CFTC Seeks Stress Tests Input
Having administered two stress tests of central counter-party clearers under its belt, the US Commodity Futures Trading Commission plans to open the development of future tests in the coming year.
“We intend to put what we learn from each test into the design of future tests,” said CFTC Chairman Christopher Giancarlo during his keynote at the ISDA Regulators and Industry Forum in Singapore. “The goal is to establish a stress testing regime that is thorough, data-driven, econometrically sound and reflective of multi-CCP operations and their role in dynamic market ecosystems.”

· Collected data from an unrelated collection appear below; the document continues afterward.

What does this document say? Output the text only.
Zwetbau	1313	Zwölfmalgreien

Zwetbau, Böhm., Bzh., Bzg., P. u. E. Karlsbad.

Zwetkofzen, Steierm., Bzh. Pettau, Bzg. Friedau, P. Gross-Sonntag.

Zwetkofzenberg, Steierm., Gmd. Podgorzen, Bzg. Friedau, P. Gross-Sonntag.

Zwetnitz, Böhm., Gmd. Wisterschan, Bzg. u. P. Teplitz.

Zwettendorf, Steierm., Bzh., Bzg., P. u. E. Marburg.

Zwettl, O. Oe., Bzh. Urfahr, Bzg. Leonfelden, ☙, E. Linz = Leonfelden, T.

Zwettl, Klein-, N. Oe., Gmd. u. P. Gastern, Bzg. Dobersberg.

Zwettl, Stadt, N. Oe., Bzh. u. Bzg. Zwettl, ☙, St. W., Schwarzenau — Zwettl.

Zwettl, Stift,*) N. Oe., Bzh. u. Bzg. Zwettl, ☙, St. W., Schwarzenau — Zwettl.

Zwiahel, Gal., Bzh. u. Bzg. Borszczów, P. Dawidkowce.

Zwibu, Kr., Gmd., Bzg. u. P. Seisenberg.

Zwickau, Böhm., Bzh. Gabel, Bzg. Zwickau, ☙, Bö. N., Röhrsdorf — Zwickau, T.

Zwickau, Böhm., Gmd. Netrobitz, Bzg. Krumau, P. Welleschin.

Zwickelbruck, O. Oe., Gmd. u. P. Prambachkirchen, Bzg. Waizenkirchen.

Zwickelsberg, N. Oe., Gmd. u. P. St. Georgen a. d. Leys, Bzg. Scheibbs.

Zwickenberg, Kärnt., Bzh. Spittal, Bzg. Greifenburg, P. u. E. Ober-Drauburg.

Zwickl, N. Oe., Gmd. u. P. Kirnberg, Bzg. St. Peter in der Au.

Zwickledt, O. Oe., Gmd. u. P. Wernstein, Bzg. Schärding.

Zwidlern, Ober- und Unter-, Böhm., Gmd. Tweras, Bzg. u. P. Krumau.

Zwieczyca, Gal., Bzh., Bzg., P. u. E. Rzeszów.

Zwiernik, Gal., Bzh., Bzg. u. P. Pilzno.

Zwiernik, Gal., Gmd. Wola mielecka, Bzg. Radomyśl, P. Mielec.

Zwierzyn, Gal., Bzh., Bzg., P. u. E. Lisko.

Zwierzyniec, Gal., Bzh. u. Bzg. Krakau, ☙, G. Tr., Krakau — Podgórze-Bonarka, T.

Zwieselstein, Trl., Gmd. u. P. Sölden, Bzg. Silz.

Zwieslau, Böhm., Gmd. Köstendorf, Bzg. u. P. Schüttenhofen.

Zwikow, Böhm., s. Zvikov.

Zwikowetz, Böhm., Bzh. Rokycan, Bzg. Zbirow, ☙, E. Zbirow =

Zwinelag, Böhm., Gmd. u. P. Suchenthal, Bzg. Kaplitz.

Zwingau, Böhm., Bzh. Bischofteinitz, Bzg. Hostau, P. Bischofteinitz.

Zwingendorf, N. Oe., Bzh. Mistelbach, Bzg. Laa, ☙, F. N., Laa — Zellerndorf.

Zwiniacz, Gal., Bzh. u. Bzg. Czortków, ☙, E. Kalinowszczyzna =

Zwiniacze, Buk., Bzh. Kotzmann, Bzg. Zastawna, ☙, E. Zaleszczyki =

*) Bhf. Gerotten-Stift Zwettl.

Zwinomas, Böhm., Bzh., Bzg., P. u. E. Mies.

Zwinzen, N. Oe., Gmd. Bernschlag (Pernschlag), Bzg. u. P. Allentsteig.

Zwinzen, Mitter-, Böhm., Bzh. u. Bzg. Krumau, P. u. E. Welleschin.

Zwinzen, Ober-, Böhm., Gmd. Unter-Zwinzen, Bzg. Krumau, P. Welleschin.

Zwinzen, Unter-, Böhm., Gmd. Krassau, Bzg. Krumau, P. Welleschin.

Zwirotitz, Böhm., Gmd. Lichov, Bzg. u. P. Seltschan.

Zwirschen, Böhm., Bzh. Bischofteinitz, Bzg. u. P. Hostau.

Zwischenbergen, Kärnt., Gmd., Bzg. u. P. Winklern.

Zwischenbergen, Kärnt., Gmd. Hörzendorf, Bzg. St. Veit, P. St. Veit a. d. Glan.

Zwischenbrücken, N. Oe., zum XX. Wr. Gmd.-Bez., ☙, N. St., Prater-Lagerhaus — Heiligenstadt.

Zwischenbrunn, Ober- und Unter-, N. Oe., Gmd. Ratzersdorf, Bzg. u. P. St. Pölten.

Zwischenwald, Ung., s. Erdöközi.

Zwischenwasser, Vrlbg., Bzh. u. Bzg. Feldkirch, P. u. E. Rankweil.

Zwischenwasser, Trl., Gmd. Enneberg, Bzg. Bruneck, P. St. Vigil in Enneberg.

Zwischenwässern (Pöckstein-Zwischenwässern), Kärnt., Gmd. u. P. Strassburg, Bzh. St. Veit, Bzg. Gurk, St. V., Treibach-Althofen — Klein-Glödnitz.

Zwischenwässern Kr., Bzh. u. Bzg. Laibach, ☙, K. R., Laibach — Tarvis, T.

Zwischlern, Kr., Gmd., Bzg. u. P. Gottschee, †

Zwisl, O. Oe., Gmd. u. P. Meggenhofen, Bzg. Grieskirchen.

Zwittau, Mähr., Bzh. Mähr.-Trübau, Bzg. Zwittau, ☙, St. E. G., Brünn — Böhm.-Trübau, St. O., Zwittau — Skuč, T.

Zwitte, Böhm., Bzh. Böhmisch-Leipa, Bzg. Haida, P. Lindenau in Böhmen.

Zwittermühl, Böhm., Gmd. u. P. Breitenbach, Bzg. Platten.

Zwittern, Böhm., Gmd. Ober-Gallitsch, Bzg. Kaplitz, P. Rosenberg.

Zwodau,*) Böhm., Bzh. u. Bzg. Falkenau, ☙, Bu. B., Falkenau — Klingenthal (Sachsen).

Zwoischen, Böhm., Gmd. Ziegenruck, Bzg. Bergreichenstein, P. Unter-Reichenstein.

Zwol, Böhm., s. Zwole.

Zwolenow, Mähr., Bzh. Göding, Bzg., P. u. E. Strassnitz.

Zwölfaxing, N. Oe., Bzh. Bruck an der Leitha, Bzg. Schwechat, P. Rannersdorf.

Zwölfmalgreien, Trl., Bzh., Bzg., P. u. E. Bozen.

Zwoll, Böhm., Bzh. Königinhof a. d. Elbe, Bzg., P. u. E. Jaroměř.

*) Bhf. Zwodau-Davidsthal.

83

The regulator looks to draw upon the insights from fellow prudential and market regulators as well as subject-matter experts like economists and academics to further develop its testing regime.
Giancarlo particularly would like the Federal Reserve Board to participate in its program since the FRB supervises the systematically important derivatives clearing organizations CME Clearing and ICE Clearing Credit.
The CFTC also seeks input from the Securities and Exchange Commission and the Federal Deposit Insurance Commission, which is the resolution authority under Dodd-Frank, he noted.
“Governor [Jerome] Powell and I have established an inter-agency task force to see it through,” said Giancarlo. “We will take the same approach with the regional Federal Reserve Banks in New York and Chicago. Additionally, my staff and I also met recently with Chairman [Martin} Gruenberg and his team at the FDIC to further similar cooperation.”
In the meantime, the three of the leading clearinghouses–CME, ICE Clear Credit, and the LCH–passed the CFTC’s second multi-CCP stress test.
Each was able to generate sufficient liquidity to fulfill settlement obligations during the immediate end-of-day cycle, and in the case of those clearing interest rates swaps, during subsequent payment cycles.
“In addition, the test concluded that, in instances where multiple CCPs used the same methods or the same firm to raise funds, the cumulative size of liquidity requirements would not have impaired the ability of each CCP to meet its settlement obligations on time,” said Giancarlo.